Thursday, January 27, 2011

Local domains vs "relay domains"

I have a vague notion but I'm not clear on the difference between local domains and "relay domains"

I believe that local domains are "localhost" and any other aliases you set the server up to mean "self".

I believe "relay" domains are "everything else?" Like if a DNS has foobar.com point to this server, then foobar.com is a relay domain? I am not sure about this point.

In the exim setup file - (exim4.template.conf) What does it mean "fallback MX or mail gateway for domains" - what is fallback mx? Does it mean your server is like a DNS server of sorts?

  • Local domains are any domains which are on the server and mail to those addresses is delivered to a local mailbox (or a local alias), eg. john@example.com and john@example2.com both deliver to john's mailbox on the server, no separation.

    A virtual domain is similar, but there will be separation (eg. /var/spool/mail/example2.com/john is a mailbox).

    A relay domain is one which your mailserver will deliver to as though it is local, without authentication. Eg. you could configure the server to delay to example3.com even though it's not local.

    If any of that is wrong, I'd be happy to be shown the error of my ways.

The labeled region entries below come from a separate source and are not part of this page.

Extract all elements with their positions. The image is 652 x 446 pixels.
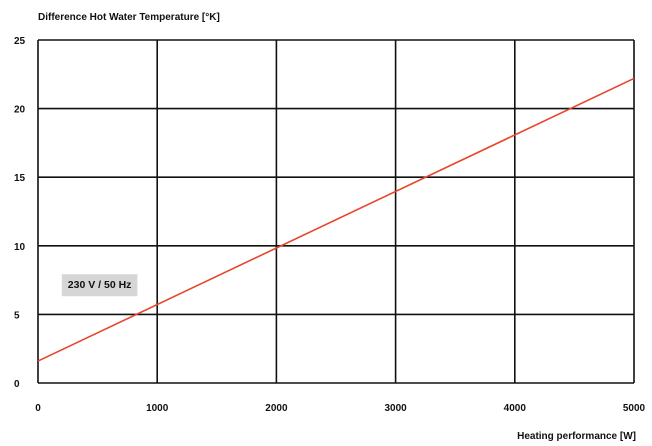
- y-tick-label: 20: [14, 105, 26, 116]
- x-tick-label: 5000: [623, 403, 646, 414]
- y-tick-label: 25: [14, 36, 26, 47]
- y-tick-labels: 0 5 10 15 20 25: [14, 36, 26, 390]
- x-tick-label: 0: [35, 403, 41, 414]
- series-layer: [37, 77, 635, 362]
- y-axis-title: Difference Hot Water Temperature [°K]: [38, 12, 220, 23]
- series-line-0: [37, 77, 635, 362]
- annotation-label: 230 V / 50 Hz: [68, 279, 132, 291]
- annotation-box: [61, 274, 138, 297]
- x-tick-label: 4000: [504, 403, 527, 414]
- x-tick-label: 3000: [384, 403, 407, 414]
- x-tick-label: 1000: [146, 403, 169, 414]
- y-tick-label: 0: [14, 379, 20, 390]
- y-tick-label: 10: [14, 242, 26, 253]
- y-tick-label: 5: [14, 310, 20, 321]
- x-axis-title: Heating performance [W]: [517, 431, 636, 442]
- x-tick-label: 2000: [265, 403, 288, 414]
- y-tick-label: 15: [14, 173, 26, 184]
- x-tick-labels: 0 1000 2000 3000 4000 5000: [35, 403, 645, 414]
- grid: [37, 39, 635, 384]
- annotation: 230 V / 50 Hz: [61, 274, 138, 297]
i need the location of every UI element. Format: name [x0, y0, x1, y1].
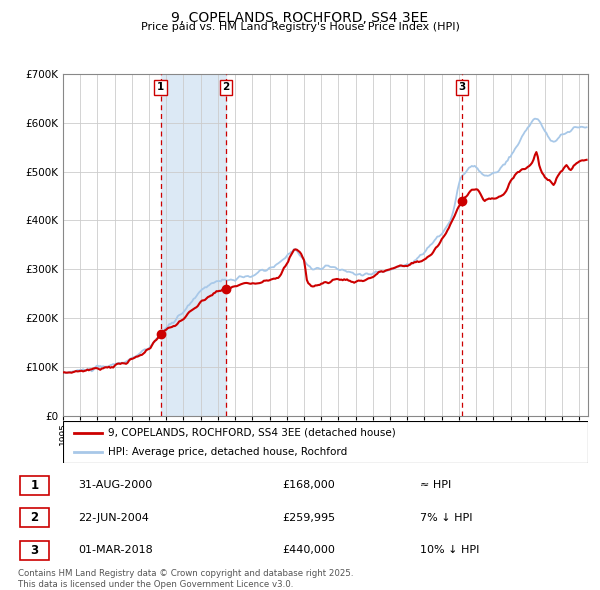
Text: 2: 2	[31, 511, 38, 525]
Bar	[161, 74, 226, 416]
Text: £440,000: £440,000	[282, 545, 335, 555]
Text: 1: 1	[157, 83, 164, 93]
Text: HPI: Average price, detached house, Rochford: HPI: Average price, detached house, Roch…	[107, 447, 347, 457]
Text: Price paid vs. HM Land Registry's House Price Index (HPI): Price paid vs. HM Land Registry's House …	[140, 22, 460, 32]
Text: 9, COPELANDS, ROCHFORD, SS4 3EE: 9, COPELANDS, ROCHFORD, SS4 3EE	[172, 11, 428, 25]
Text: 7% ↓ HPI: 7% ↓ HPI	[420, 513, 473, 523]
Text: ≈ HPI: ≈ HPI	[420, 480, 451, 490]
Text: 01-MAR-2018: 01-MAR-2018	[78, 545, 153, 555]
Text: 3: 3	[31, 543, 38, 557]
Text: 31-AUG-2000: 31-AUG-2000	[78, 480, 152, 490]
Text: £259,995: £259,995	[282, 513, 335, 523]
Text: 10% ↓ HPI: 10% ↓ HPI	[420, 545, 479, 555]
Text: 2: 2	[223, 83, 230, 93]
Text: 9, COPELANDS, ROCHFORD, SS4 3EE (detached house): 9, COPELANDS, ROCHFORD, SS4 3EE (detache…	[107, 428, 395, 438]
Text: £168,000: £168,000	[282, 480, 335, 490]
Text: 3: 3	[458, 83, 466, 93]
Text: 22-JUN-2004: 22-JUN-2004	[78, 513, 149, 523]
Text: Contains HM Land Registry data © Crown copyright and database right 2025.
This d: Contains HM Land Registry data © Crown c…	[18, 569, 353, 589]
Text: 1: 1	[31, 478, 38, 492]
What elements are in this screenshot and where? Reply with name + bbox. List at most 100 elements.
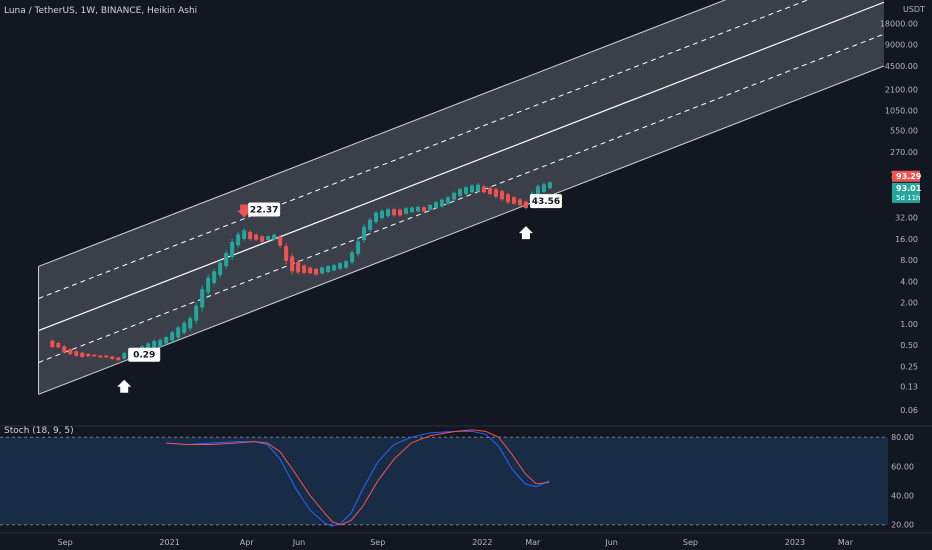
candle-body-37 bbox=[272, 234, 277, 240]
candle-body-16 bbox=[146, 343, 151, 351]
y-tick-label-2: 9000.00 bbox=[885, 41, 918, 50]
candle-body-38 bbox=[278, 237, 283, 246]
annotation-label-2: 43.56 bbox=[532, 197, 560, 207]
candle-body-12 bbox=[122, 353, 127, 359]
candle-body-68 bbox=[457, 189, 462, 196]
candle-body-65 bbox=[440, 199, 445, 207]
candle-body-21 bbox=[176, 327, 181, 338]
y-tick-label-6: 550.00 bbox=[890, 126, 918, 135]
y-tick-label-12: 8.00 bbox=[900, 256, 918, 265]
candle-body-62 bbox=[422, 207, 427, 212]
candle-body-51 bbox=[356, 241, 361, 254]
candle-body-25 bbox=[200, 289, 205, 308]
candle-body-18 bbox=[158, 339, 163, 347]
candle-body-17 bbox=[152, 340, 157, 349]
y-tick-label-10: 32.00 bbox=[895, 214, 918, 223]
candle-body-55 bbox=[380, 210, 385, 218]
price-badge-label-0: 93.29 bbox=[896, 172, 922, 181]
annotation-label-0: 22.37 bbox=[250, 206, 278, 216]
candle-body-42 bbox=[302, 265, 307, 273]
annotation-box-1 bbox=[128, 347, 161, 362]
price-badge-1 bbox=[892, 182, 920, 203]
stoch-y-tick-2: 40.00 bbox=[891, 492, 914, 501]
candle-body-48 bbox=[338, 263, 343, 269]
candle-body-3 bbox=[68, 349, 73, 355]
candle-body-6 bbox=[86, 353, 91, 357]
candle-body-73 bbox=[487, 187, 492, 195]
candle-body-61 bbox=[416, 206, 421, 212]
y-tick-label-16: 0.50 bbox=[900, 341, 918, 350]
channel-upper bbox=[38, 0, 727, 267]
annotation-box-0 bbox=[248, 202, 281, 217]
annotation-arrow-1 bbox=[117, 379, 132, 393]
candle-body-10 bbox=[110, 356, 115, 360]
candle-body-70 bbox=[469, 185, 474, 193]
candle-body-75 bbox=[499, 191, 504, 200]
candle-body-19 bbox=[164, 337, 169, 344]
candle-body-49 bbox=[344, 261, 349, 268]
candle-body-27 bbox=[212, 271, 217, 283]
x-tick-label-10: Mar bbox=[838, 538, 854, 547]
stoch-band-fill bbox=[0, 437, 888, 525]
candle-body-46 bbox=[326, 266, 331, 273]
x-tick-label-5: 2022 bbox=[472, 538, 492, 547]
stoch-y-tick-0: 80.00 bbox=[891, 433, 914, 442]
candle-body-7 bbox=[92, 354, 97, 357]
candle-body-50 bbox=[350, 252, 355, 263]
x-tick-label-8: Sep bbox=[683, 538, 698, 547]
y-tick-label-14: 2.00 bbox=[900, 299, 918, 308]
candle-body-69 bbox=[463, 187, 468, 194]
channel-upper-quarter bbox=[38, 0, 809, 299]
y-tick-label-17: 0.25 bbox=[900, 362, 918, 371]
x-tick-label-1: 2021 bbox=[159, 538, 179, 547]
candle-body-22 bbox=[182, 322, 187, 333]
stoch-line-1 bbox=[166, 429, 550, 526]
candle-body-76 bbox=[505, 194, 510, 203]
y-tick-label-19: 0.06 bbox=[900, 406, 918, 415]
candle-body-34 bbox=[254, 234, 259, 240]
candle-body-30 bbox=[230, 241, 235, 257]
x-tick-label-6: Mar bbox=[525, 538, 541, 547]
y-tick-label-11: 16.00 bbox=[895, 235, 918, 244]
price-badge-0 bbox=[892, 170, 920, 182]
candle-body-20 bbox=[170, 332, 175, 341]
axes: 18000.00 9000.00 4500.00 2100.00 1050.00 550.… bbox=[0, 19, 932, 547]
channel-lower bbox=[38, 65, 885, 395]
x-tick-label-7: Jun bbox=[604, 538, 618, 547]
candle-body-36 bbox=[266, 236, 271, 240]
y-tick-label-3: 4500.00 bbox=[885, 62, 918, 71]
y-tick-label-15: 1.00 bbox=[900, 320, 918, 329]
candle-body-78 bbox=[517, 199, 522, 206]
y-tick-label-1: 18000.00 bbox=[880, 19, 918, 28]
annotation-0: 22.37 bbox=[237, 202, 281, 218]
candle-body-59 bbox=[404, 208, 409, 214]
price-pane: 22.37 0.29 43.56 bbox=[38, 0, 885, 395]
candle-body-31 bbox=[236, 234, 241, 246]
candle-body-58 bbox=[398, 209, 403, 216]
candle-body-81 bbox=[535, 186, 540, 197]
candle-body-54 bbox=[374, 212, 379, 222]
candle-body-56 bbox=[386, 209, 391, 217]
annotation-box-2 bbox=[529, 194, 562, 209]
candle-body-53 bbox=[368, 219, 373, 230]
channel-fill bbox=[38, 0, 884, 395]
annotation-arrow-2 bbox=[518, 226, 533, 240]
x-tick-label-2: Apr bbox=[240, 538, 255, 547]
stoch-y-tick-3: 20.00 bbox=[891, 521, 914, 530]
candle-body-5 bbox=[80, 352, 85, 357]
stoch-pane bbox=[0, 429, 888, 527]
candle-body-44 bbox=[314, 269, 319, 275]
candle-body-4 bbox=[74, 351, 79, 356]
annotation-2: 43.56 bbox=[518, 194, 562, 240]
candle-body-63 bbox=[428, 204, 433, 210]
candle-body-64 bbox=[434, 202, 439, 208]
candle-body-33 bbox=[248, 232, 253, 240]
channel-lower-quarter bbox=[38, 33, 885, 363]
candle-body-0 bbox=[50, 340, 55, 347]
candle-body-43 bbox=[308, 267, 313, 274]
stoch-y-tick-1: 60.00 bbox=[891, 462, 914, 471]
candle-body-47 bbox=[332, 265, 337, 271]
annotation-arrow-0 bbox=[237, 204, 252, 218]
candle-body-67 bbox=[451, 192, 456, 200]
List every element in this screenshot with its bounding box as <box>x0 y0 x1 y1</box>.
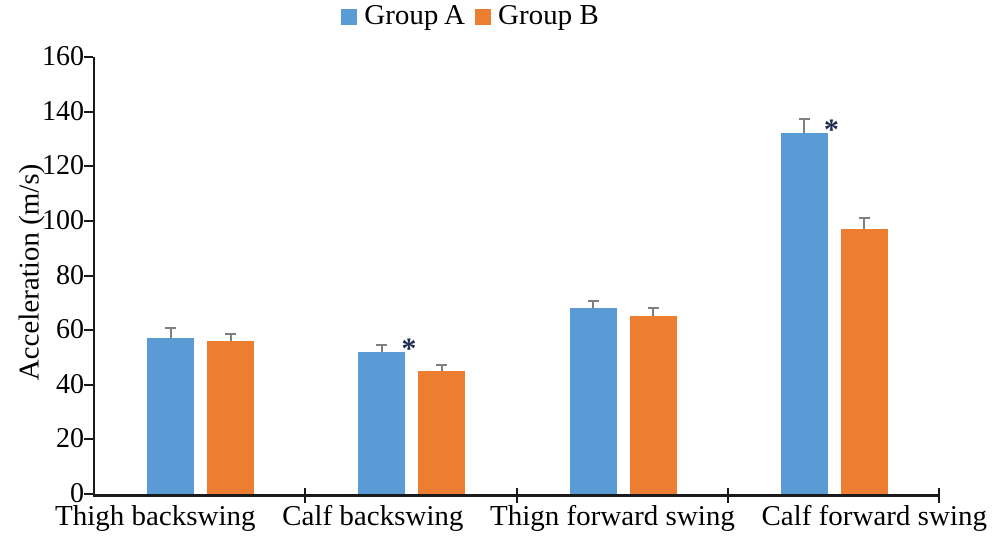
error-bar-stem <box>440 364 443 372</box>
error-bar-stem <box>229 332 232 342</box>
y-axis-tick <box>84 493 93 495</box>
error-bar-cap <box>376 343 388 346</box>
x-category-label: Thign forward swing <box>490 500 735 532</box>
y-tick-label: 20 <box>56 423 84 455</box>
y-tick-label: 60 <box>56 314 84 346</box>
y-tick-label: 40 <box>56 368 84 400</box>
error-bar-stem <box>803 118 806 134</box>
legend-item-group-a: Group A <box>341 0 465 30</box>
error-bar-cap <box>436 364 448 367</box>
y-axis-tick <box>84 329 93 332</box>
y-tick-label: 100 <box>42 204 84 236</box>
chart-legend: Group A Group B <box>0 0 970 30</box>
bar-group-a-calf-backswing <box>358 351 406 494</box>
y-axis-tick <box>84 165 93 168</box>
bar-group-b-thigh-backswing <box>207 341 255 494</box>
error-bar-stem <box>592 300 595 309</box>
error-bar-stem <box>169 327 172 339</box>
x-axis-tick <box>304 488 307 503</box>
bar-group-b-calf-forward-swing <box>840 229 888 494</box>
x-axis-tick <box>938 488 940 503</box>
x-axis-category-labels: Thigh backswing Calf backswing Thign forwa… <box>55 499 987 533</box>
x-category-label: Thigh backswing <box>55 500 256 532</box>
group-a-swatch-icon <box>341 8 358 25</box>
significance-asterisk: * <box>401 331 417 365</box>
y-axis-tick <box>84 438 93 441</box>
y-tick-label: 80 <box>56 259 84 291</box>
y-axis-tick <box>84 274 93 277</box>
error-bar-cap <box>165 327 177 330</box>
error-bar-stem <box>863 216 866 230</box>
error-bar-stem <box>380 343 383 352</box>
error-bar-cap <box>858 216 870 219</box>
bar-group-a-thign-forward-swing <box>569 308 617 494</box>
bar-group-a-calf-forward-swing <box>780 133 828 494</box>
y-axis-tick <box>84 56 93 58</box>
legend-label-group-a: Group A <box>364 0 465 31</box>
error-bar-cap <box>798 118 810 121</box>
x-category-label: Calf backswing <box>282 500 464 532</box>
x-axis-tick <box>726 488 729 503</box>
bar-group-b-calf-backswing <box>418 371 466 494</box>
legend-label-group-b: Group B <box>498 0 599 31</box>
legend-item-group-b: Group B <box>475 0 599 30</box>
significance-asterisk: * <box>823 113 839 147</box>
bar-group-a-thigh-backswing <box>147 338 195 494</box>
y-axis-tick <box>84 383 93 386</box>
error-bar-stem <box>652 306 655 317</box>
error-bar-cap <box>647 306 659 309</box>
plot-area: * * <box>84 56 940 503</box>
x-axis-tick <box>515 488 518 503</box>
x-category-label: Calf forward swing <box>761 500 987 532</box>
y-axis-tick <box>84 219 93 222</box>
error-bar-cap <box>587 300 599 303</box>
y-tick-label: 160 <box>42 41 84 72</box>
y-tick-label: 120 <box>42 150 84 182</box>
error-bar-cap <box>225 332 237 335</box>
y-axis-tick <box>84 110 93 113</box>
y-tick-label: 0 <box>70 478 84 509</box>
group-b-swatch-icon <box>475 8 491 25</box>
bar-group-b-thign-forward-swing <box>629 316 677 494</box>
y-tick-label: 140 <box>42 95 84 127</box>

  • Fallback MX is nothing but the Secondary Mail Exchanger (MX) or Mail Server. In case if Primary MX goes down, Exim will deliver mails to Secondary MX.

    bobobobo : And so I should have __another__ mailserver up and running, like qmail?
    greenmang0 : It depends upon how crucial mailing services are for your organization. If you want your mailing services to be up all the time, it's better to have fall-back MX.